Think for a second of all of the all time great players who were denied a championship because they played in the same era as Michael Jordan. Here are some names:
Dominique Wilkens, Charles Barkley, Kevin Johnson, Patrick Ewing, Gary Payton, John Stockton, Karl Malone, Larry Johnson, Shawn Kemp, Mark Jackson and Mark Price.
Plus these great players who only were able to win after MJ retired:
David Robinson, Clyde Drexler, and Hakeem Olajuwon.
If this were boxing, that would be a pretty impressive list of victories.
Anything Michael Jordan did on the basketball court, pales in comparison to Mike's contribution to pop culture simply by adding his last name to a shoe.
The Air Jordan sneaker by Nike changed the way sneakers were percieved, priced, and worn.
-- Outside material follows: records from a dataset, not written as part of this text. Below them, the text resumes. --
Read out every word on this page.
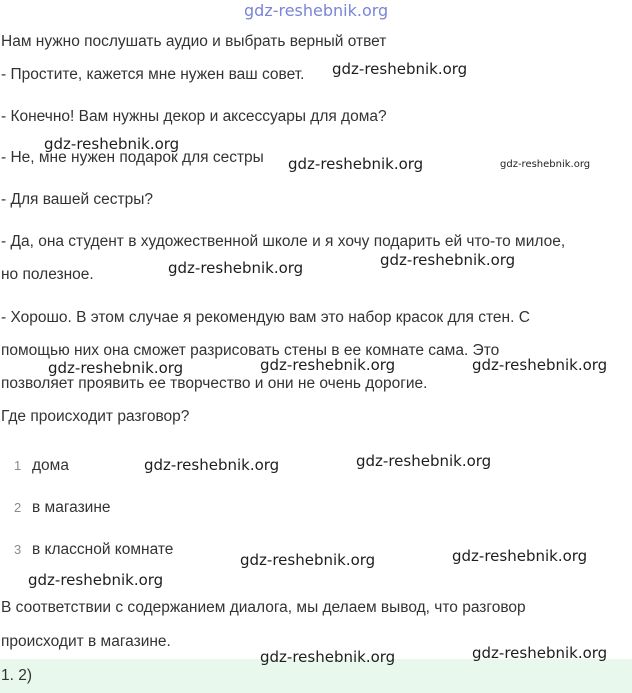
gdz-reshebnik.org
Нам нужно послушать аудио и выбрать верный ответ
- Простите, кажется мне нужен ваш совет.
- Конечно! Вам нужны декор и аксессуары для дома?
- Не, мне нужен подарок для сестры
- Для вашей сестры?
- Да, она студент в художественной школе и я хочу подарить ей что-то милое,
но полезное.
- Хорошо. В этом случае я рекомендую вам это набор красок для стен. С
помощью них она сможет разрисовать стены в ее комнате сама. Это
позволяет проявить ее творчество и они не очень дорогие.
Где происходит разговор?
1 дома
2 в магазине
3 в классной комнате
В соответствии с содержанием диалога, мы делаем вывод, что разговор
происходит в магазине.
1. 2)
gdz-reshebnik.org
gdz-reshebnik.org
gdz-reshebnik.org	gdz-reshebnik.org
gdz-reshebnik.org
gdz-reshebnik.org
gdz-reshebnik.org	gdz-reshebnik.org	gdz-reshebnik.org
gdz-reshebnik.org
gdz-reshebnik.org
gdz-reshebnik.org	gdz-reshebnik.org
gdz-reshebnik.org
gdz-reshebnik.org	gdz-reshebnik.org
The shoes themselves are usually cutting edge, finely crafted, and brutally expensive pieces of high performance basketball couture. Even during the time when MJ was nowhere near a basketball court, the shoe's popularity never wained. They became so popular, that Nike created the Jordan Brand to create all types of athletic gear with MJ's name and likeness attached.
Go to any basketball court in America, from playground to pro, and you'll see a Jordan logo on someone.
And to think, those original Air Jordan's pictured above were originally banned by the NBA because they didn't contain eough white. Hilarious.